I accept the opinions of the independent expert witnesses Newman and Washkowitz, which have been supported by a third independent expert, Nichols. I find that the value of the equity of Reorganized Grossman's on the plan's effective date will be $112.5 million, as the mid-point in a range of $100 to $125 million. It follows from this finding that no class will receive more than full payment under the plan. The only conflicting evidence, the opinion of Brumberger, also an independent expert, is that the stock will be worth from $450 to $500 million. I find this valuation completely unpersuasive for the reasons brought out during his cross-examination.
Estimating the value of securities not yet issued based upon projected future earnings of a new entity is not a science. These so-called junk securities have not earned that name by accident. It is appropriate that they be valued with care and conservatively.
I find that the plan complies with § 1129(b). It does not discriminate unfairly against any class, including classes 16 through 20. It is fair and equitable with respect to each class, meeting the test specified in § 1129(b)(2)(B)(ii).
The debtors and the non-insider equity committee have specified a number of other objections to confirmation. The committee's post hearing memo identifies 16 respects in which it argues this plan is fatally defective. With the exception just discussed, none raises an issue of disputed fact. I have considered each carefully. I find them without merit. The plan proponents have anticipated and answered these contentions and no purpose would be served by further discussion of them here.
Bankruptcy Rule 9014 grants this court discretion in a contested matter like this, as distinct from an adversary proceeding, to disregard B.R. 7052, which requires detailed findings of fact and separate conclusions of law in litigated adversary proceedings. I exercise that discretion here and disregard that requirement to the extent it would call for any factual findings or legal conclusions not already expressed here or in the accompanying Order Confirming Plan (which tracks bankruptcy Official Form No. 31.)
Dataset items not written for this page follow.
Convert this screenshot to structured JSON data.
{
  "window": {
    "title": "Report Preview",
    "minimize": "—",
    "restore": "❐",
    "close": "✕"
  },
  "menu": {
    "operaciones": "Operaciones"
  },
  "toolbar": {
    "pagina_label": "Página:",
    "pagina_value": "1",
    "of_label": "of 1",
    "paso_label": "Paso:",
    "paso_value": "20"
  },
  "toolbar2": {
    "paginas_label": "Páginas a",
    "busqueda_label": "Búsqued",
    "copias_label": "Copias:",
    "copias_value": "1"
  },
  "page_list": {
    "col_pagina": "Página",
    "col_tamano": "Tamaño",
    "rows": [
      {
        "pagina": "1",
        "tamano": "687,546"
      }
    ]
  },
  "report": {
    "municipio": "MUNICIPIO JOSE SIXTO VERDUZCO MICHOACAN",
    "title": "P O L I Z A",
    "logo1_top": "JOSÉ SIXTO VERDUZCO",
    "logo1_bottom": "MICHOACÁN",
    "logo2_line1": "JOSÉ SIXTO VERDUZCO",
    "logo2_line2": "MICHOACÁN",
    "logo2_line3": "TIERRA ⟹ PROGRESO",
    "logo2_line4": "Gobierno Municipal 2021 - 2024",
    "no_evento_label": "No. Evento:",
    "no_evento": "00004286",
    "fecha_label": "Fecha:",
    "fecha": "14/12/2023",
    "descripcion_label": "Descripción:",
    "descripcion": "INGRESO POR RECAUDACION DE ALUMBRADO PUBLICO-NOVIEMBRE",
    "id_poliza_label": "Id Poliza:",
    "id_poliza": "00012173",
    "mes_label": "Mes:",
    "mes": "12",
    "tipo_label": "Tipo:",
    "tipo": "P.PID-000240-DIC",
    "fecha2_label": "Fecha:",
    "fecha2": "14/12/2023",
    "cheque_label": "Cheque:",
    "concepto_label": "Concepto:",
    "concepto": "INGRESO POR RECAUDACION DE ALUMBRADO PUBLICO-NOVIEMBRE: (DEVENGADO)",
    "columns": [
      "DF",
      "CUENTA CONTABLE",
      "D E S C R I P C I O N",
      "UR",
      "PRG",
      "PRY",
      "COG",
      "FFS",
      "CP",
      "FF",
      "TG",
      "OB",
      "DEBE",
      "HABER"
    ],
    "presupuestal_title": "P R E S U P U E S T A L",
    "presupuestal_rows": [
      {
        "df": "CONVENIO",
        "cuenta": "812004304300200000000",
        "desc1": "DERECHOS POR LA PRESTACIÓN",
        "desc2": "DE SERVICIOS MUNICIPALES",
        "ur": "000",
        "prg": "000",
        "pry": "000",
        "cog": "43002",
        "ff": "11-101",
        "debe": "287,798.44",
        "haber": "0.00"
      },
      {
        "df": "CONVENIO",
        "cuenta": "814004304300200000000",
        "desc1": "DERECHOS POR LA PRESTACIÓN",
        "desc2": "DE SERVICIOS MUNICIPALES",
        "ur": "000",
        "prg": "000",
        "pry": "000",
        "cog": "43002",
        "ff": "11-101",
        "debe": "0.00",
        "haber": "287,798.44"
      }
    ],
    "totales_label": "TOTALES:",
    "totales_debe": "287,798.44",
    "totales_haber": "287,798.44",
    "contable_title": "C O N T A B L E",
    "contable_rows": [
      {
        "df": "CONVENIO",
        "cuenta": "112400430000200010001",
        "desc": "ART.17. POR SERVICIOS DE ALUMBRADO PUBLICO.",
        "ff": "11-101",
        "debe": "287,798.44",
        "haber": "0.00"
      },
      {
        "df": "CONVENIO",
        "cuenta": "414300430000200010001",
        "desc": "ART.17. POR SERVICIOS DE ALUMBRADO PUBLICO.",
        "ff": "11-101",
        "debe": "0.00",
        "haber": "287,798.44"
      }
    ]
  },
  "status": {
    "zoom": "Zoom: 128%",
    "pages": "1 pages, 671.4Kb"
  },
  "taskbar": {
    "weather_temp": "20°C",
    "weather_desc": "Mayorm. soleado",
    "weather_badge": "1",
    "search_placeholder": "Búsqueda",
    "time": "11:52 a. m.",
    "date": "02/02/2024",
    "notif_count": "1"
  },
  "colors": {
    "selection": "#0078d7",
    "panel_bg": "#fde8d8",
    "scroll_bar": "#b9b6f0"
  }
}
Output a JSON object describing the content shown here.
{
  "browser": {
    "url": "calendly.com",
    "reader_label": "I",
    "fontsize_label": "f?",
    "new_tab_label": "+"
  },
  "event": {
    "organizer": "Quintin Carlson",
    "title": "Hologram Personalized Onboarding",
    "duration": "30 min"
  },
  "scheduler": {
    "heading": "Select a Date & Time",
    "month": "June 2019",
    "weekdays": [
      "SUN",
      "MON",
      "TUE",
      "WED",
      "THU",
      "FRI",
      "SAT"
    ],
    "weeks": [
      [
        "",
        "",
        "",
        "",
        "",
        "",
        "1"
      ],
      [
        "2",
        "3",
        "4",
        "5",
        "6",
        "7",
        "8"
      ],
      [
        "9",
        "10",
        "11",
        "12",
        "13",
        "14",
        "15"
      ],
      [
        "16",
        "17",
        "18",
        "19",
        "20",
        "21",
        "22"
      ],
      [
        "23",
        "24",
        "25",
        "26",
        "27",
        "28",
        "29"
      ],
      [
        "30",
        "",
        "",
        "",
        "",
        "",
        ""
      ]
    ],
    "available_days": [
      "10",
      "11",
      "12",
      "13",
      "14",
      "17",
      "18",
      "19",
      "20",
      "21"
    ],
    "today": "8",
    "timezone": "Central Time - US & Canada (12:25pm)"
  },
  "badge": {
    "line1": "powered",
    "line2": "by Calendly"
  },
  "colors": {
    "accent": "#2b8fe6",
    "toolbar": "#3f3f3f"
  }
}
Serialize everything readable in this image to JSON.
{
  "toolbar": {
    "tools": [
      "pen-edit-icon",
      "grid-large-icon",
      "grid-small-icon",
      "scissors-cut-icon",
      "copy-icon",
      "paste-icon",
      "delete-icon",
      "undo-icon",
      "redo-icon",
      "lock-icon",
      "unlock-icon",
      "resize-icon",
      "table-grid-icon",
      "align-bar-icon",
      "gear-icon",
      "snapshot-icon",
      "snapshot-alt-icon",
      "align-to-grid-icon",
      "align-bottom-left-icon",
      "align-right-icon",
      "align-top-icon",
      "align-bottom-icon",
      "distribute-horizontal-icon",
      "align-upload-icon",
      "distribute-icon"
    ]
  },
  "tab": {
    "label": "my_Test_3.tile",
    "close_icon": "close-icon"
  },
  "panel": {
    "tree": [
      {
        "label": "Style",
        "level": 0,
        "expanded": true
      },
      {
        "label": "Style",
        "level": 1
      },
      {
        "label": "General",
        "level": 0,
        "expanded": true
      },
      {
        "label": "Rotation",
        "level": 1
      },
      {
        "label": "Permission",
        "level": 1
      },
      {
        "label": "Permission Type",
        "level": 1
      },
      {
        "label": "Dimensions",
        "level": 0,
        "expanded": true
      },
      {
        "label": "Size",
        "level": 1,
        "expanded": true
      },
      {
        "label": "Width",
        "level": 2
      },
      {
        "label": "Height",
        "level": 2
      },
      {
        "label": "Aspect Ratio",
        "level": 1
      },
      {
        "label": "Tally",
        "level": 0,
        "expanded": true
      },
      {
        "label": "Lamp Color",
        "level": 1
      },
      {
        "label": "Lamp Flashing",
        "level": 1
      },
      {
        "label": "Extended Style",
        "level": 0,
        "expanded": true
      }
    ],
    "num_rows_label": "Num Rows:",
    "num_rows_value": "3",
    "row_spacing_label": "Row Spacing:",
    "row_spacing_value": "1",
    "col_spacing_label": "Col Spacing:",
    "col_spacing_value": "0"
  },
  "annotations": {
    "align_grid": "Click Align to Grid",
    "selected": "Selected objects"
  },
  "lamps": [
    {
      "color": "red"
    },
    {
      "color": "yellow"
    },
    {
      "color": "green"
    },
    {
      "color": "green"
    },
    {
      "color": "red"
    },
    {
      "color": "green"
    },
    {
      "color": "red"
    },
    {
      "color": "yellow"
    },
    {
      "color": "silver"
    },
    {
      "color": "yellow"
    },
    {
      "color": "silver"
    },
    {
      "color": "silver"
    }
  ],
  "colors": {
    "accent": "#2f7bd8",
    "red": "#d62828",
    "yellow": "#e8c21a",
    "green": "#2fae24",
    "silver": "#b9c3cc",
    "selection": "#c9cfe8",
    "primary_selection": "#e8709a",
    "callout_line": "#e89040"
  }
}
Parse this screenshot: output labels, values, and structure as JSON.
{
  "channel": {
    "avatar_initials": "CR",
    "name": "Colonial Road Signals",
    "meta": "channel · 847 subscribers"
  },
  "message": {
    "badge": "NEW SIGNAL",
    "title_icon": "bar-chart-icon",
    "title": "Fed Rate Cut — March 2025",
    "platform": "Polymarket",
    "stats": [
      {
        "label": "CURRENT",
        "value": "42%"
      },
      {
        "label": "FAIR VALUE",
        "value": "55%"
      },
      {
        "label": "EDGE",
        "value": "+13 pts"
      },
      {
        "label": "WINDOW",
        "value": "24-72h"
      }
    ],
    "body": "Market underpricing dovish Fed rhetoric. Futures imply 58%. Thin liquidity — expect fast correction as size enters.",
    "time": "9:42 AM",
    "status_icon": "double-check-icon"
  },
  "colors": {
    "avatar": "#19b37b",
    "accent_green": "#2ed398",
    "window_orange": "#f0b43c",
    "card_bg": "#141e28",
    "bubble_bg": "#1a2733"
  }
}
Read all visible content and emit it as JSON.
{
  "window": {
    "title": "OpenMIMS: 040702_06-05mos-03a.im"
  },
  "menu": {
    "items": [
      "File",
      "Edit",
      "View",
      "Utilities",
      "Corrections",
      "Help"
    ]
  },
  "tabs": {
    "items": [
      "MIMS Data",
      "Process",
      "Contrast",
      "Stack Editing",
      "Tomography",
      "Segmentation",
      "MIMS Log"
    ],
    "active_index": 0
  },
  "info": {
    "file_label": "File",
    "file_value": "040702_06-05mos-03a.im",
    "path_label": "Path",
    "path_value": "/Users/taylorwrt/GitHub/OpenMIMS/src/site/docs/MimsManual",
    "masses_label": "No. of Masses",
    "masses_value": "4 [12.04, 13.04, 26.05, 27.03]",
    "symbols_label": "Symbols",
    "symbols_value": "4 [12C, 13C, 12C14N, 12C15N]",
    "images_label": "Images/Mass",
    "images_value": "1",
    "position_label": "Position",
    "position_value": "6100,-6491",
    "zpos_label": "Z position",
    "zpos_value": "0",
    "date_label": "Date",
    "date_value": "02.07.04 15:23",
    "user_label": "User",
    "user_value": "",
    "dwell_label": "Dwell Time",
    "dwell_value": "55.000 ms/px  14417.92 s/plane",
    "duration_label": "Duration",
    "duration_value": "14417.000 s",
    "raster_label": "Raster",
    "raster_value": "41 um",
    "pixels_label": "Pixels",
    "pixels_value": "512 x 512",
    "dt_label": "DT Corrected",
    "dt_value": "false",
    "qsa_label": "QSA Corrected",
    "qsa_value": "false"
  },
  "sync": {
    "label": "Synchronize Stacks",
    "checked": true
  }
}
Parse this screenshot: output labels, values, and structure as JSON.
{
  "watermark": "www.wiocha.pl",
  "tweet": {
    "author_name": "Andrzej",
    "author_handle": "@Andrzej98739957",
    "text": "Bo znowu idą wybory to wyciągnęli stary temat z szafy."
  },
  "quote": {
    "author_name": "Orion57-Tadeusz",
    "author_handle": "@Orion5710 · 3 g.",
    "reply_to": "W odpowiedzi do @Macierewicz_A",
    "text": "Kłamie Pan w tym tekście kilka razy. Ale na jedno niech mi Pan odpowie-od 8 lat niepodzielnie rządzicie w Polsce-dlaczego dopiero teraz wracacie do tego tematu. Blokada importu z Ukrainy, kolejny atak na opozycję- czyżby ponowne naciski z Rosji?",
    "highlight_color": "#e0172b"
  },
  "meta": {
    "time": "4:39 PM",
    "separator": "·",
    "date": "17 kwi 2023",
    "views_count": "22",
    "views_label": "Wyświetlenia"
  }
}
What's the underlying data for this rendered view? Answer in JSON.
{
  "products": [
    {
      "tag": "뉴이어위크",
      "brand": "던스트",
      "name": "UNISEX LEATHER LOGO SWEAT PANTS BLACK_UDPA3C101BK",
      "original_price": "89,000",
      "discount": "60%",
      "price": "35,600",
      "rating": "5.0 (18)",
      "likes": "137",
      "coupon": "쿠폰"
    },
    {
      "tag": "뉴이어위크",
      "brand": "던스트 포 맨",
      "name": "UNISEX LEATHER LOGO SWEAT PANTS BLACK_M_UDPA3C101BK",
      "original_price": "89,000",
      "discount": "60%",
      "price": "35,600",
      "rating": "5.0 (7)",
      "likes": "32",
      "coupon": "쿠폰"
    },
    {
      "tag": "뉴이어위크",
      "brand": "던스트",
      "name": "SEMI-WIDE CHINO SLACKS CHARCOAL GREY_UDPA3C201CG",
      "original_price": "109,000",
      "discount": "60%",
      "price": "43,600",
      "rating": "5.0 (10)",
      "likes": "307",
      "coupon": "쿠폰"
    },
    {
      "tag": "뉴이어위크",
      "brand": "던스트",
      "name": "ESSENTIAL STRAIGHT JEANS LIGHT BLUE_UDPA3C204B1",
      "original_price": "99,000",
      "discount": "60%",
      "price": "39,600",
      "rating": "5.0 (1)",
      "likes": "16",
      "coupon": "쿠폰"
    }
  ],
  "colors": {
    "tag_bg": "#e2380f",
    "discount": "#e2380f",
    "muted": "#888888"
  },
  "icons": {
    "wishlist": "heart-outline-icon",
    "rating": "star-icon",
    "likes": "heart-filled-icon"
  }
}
In doing so, I disappoint counsel who do not share this court's responsibility to decide without delay the other matters before it. For me it is an issue of survival.
It is almost inevitable when shareholders are wiped out in corporate reorganization, as is mandated here, that at least some of them will either deliberately or inadvertently obstruct or delay the reorganization in the hope that senior creditors (who lose by each day's delay) will be forced by the mere threat of delay to buy them off. The right of review is sacred to me, but unnecessary delay in the process of review is intolerable in any case. Only a court can prevent unnecessary delay. It must make every effort to do so.
Therefore, although I do not shorten the time for motions under B.R. 9023 or 9024, notice is given now that a hearing will be held on Thursday, July 17, 1986, at 10:30 a.m. in Courtroom 1406, at 51 S.W. 1st Avenue, Miami, Florida to consider any such motions pertaining to confirmation and any requested stay under B.R. 8005 pending appeal or in contemplation of appeal.